If you look at all the shows that enjoy a thriving afterlife — and they're almost always TV shows, because that's the media we form the fastest, longest relationships with — you'll see that the characters on those shows all wore uniforms, of one kind or another: Starfleet uniforms, Klingon battle garb, Ghostbusters jumpsuits, stormtrooper armor, Jedi robes, Galactica tanktops, Browncoats' brown coats. When was the last time you saw someone dressed like Neo, or Fox Mulder, or Michael Knight? The bond that unites fans is the shared experience: the idea that a common passion offers a rally point for community. Humans, by nature, flock together — on teams, in the workplace, as families — and a uniform is the most demonstrative display of that community.
Not only does a uniform allow for on-sight verification of a fellow fan, it can also serve as something of a totem with which one can access the story itself. It'd be foolish to posit that there wasn't some element of fantasy at work, that by donning a Viper pilot uniform the wearer isn't trying just a little to be part of the grand Battlestar mythos. The fans don't want to be William Adama or James T. Kirk or Captain Tightpants — it's not about pretending to be someone, it's about wanting to belong to something.
And without that totem to stand in for the work itself, the fantasy crumbles. When Lost goes off the air, do you really think people will dress up as Tailies and gather to eat stale crackers and drink flat beer?
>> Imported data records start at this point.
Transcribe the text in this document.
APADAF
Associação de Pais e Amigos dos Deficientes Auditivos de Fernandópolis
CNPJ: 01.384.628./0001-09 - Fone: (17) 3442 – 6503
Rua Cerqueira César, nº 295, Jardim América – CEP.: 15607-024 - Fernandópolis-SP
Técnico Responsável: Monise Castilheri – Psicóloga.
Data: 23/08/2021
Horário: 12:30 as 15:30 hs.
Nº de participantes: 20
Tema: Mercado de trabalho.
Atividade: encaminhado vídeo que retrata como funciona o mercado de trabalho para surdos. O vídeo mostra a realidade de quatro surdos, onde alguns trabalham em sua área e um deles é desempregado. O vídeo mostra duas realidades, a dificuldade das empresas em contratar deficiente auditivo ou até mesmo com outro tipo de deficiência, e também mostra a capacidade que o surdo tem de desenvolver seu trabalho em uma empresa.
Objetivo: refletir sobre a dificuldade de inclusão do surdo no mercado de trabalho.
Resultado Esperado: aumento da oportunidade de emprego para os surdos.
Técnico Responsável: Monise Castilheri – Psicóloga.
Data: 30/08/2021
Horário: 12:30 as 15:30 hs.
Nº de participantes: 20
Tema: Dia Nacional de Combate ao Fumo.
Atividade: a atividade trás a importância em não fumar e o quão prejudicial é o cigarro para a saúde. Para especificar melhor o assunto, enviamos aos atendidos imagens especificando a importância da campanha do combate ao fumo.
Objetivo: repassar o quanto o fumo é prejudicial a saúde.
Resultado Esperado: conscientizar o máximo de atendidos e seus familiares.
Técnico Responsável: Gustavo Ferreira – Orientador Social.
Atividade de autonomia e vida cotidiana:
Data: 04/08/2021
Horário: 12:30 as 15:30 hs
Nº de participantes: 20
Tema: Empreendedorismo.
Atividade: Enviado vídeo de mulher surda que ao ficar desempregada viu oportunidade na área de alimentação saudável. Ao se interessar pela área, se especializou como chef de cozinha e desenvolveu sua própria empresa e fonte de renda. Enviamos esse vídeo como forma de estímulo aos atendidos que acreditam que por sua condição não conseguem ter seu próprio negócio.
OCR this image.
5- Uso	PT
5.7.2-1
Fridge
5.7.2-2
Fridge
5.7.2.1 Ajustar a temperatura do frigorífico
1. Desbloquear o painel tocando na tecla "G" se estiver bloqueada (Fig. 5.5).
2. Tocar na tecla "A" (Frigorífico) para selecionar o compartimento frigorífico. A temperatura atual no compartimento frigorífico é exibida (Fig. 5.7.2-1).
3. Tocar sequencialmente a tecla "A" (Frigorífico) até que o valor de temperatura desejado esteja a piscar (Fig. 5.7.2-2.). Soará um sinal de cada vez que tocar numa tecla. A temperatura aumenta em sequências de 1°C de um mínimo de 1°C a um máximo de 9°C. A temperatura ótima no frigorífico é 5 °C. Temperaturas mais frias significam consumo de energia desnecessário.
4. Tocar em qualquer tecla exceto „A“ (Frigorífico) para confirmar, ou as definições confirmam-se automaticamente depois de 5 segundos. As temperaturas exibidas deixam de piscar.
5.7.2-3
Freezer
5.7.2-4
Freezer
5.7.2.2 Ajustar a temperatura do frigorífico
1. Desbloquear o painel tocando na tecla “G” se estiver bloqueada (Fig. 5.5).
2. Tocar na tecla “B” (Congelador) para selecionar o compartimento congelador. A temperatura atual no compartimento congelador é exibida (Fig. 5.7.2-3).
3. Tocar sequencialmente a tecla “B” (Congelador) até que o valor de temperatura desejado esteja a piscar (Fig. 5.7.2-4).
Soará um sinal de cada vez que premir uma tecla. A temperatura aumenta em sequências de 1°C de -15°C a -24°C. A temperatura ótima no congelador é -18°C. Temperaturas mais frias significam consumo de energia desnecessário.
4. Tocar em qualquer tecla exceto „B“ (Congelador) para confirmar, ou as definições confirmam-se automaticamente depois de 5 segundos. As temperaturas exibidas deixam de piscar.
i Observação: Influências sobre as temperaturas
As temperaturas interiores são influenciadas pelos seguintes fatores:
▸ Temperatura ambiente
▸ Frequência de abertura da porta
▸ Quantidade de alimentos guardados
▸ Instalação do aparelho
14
When the Twilight novels and films fade, how many girls and their moms will still sport their Team Edward gear? When Buffy stakes her last vampire, will young women go SlayerCon dressed for a night out at the Bronze?
Uniforms have power. Any military historian or first-year fashion major will tell you that. They can inspire, or frighten, or simply keep the cold off your back. But mostly, they tell you who's on your side.